Campeggiano nel salone i pannelli che rappresentano e raccontano le suggestioni delle immagini dei mulini da grano e di antiche lavanderie che la mostra offre e le immagini multimediali dei filmati; documentano una società frugale e più essenziale . L’acqua era considerata un elemento prezioso in tutti i sensi costituendo quell’unica energia idraulica che faceva muovere le ruote a cucchiaio dei mulini e le pale di decine e decine attività artigianali che hanno prodotto lavoro e ricchezza per diversi secoli per la città di Bologna.
In quel momento l’energia dell’acqua era un elemento di progresso vitale per la città di Bologna, che iniziava ad ospitare alcune migliaia di studenti con il loro seguito attratti dallo Studio Bolognese; a distanza di secoli, come un paradosso, sempre l’energia costituisce un punto nodale per la nostra società e civiltà!
Oggi, dopo aver abbandonato l’energia dell’acqua ed aver consumato altre fonti energetiche fossili, siamo alla ricerca di un’alternativa a quelle dalle fonti inquinanti a cui per anni ci siamo abituati, orientandoci in specifico verso l’utilizzo dell’energia del sole, del vento, delle maree e dell’energia geotermica, e, ancora ritornando dove è possibile, verso l’energia dell’acqua.
Anche la ciminiera del Mulino Parisio è stata testimone degli ultimi 2 secoli di storia di questa ricerca di energie alternative fino a giugno del 2012, quando era ancora intatta e slanciata nei suoi 25 metri di altezza e di bellezza.
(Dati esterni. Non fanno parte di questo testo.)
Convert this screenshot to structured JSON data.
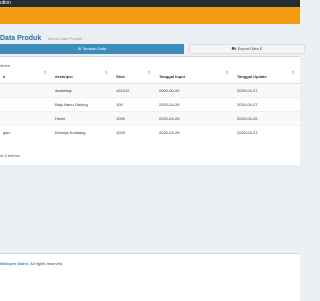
{
  "app": {
    "topbar_title": "ution"
  },
  "header": {
    "title": "Data Produk",
    "subtitle": "Kelola Data Produk"
  },
  "toolbar": {
    "add_label": "⊕ Tambah Data",
    "export_label": "Export Data E"
  },
  "table": {
    "entries_label": "ntries",
    "columns": [
      "k",
      "deskripsi",
      "Stok",
      "Tanggal Input",
      "Tanggal Update"
    ],
    "rows": [
      [
        "",
        "dsdsfdsjs",
        "191312",
        "0000-00-00",
        "2020-04-27"
      ],
      [
        "",
        "Baju Nanu Oblong",
        "100",
        "2020-04-26",
        "2020-04-27"
      ],
      [
        "",
        "Holmi",
        "1000",
        "2020-04-26",
        "2020-04-26"
      ],
      [
        "gan",
        "Kemeja Kotalang",
        "1023",
        "2020-04-26",
        "2020-04-27"
      ]
    ],
    "info_label": "of 4 entries"
  },
  "footer": {
    "brand": "Waisyah Wahri",
    "text": ". All rights reserved."
  },
  "colors": {
    "accent": "#3c8dbc",
    "banner": "#f39c12",
    "topbar": "#222d32"
  }
}
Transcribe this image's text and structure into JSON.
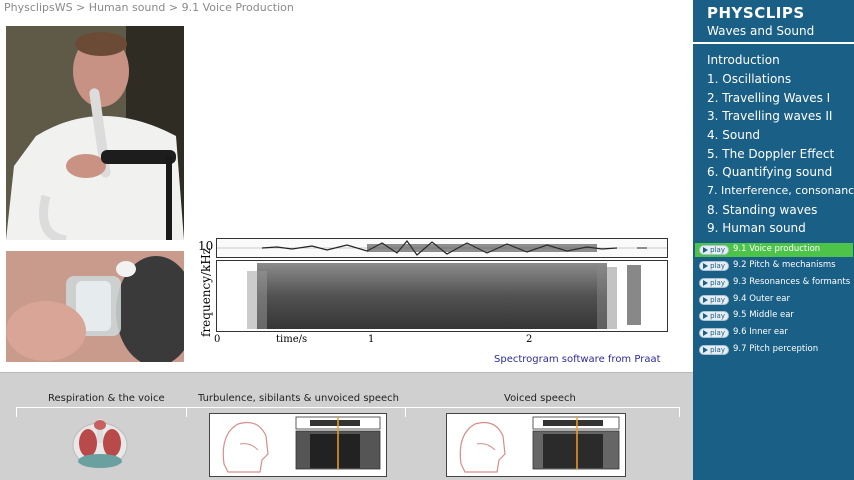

La ciminiera documentava un utilizzo di un’altra energia diversa, il vapore. Infatti, per sopperire ai momenti di siccità e di mancanza d’acqua nei canali, la produzione di vapore consentiva ugualmente di muovere le macine dei mulini e di produrre farina per mantenere il mulino in piena attività. Anche il Mulino dei Foscherari del 1600 nella zona di Foscherara in Bologna aveva la sua ciminiera, persa, nel corso dell’abbattimento (1958 circa) della vecchia struttura del mulino, poi adibito a cartiera.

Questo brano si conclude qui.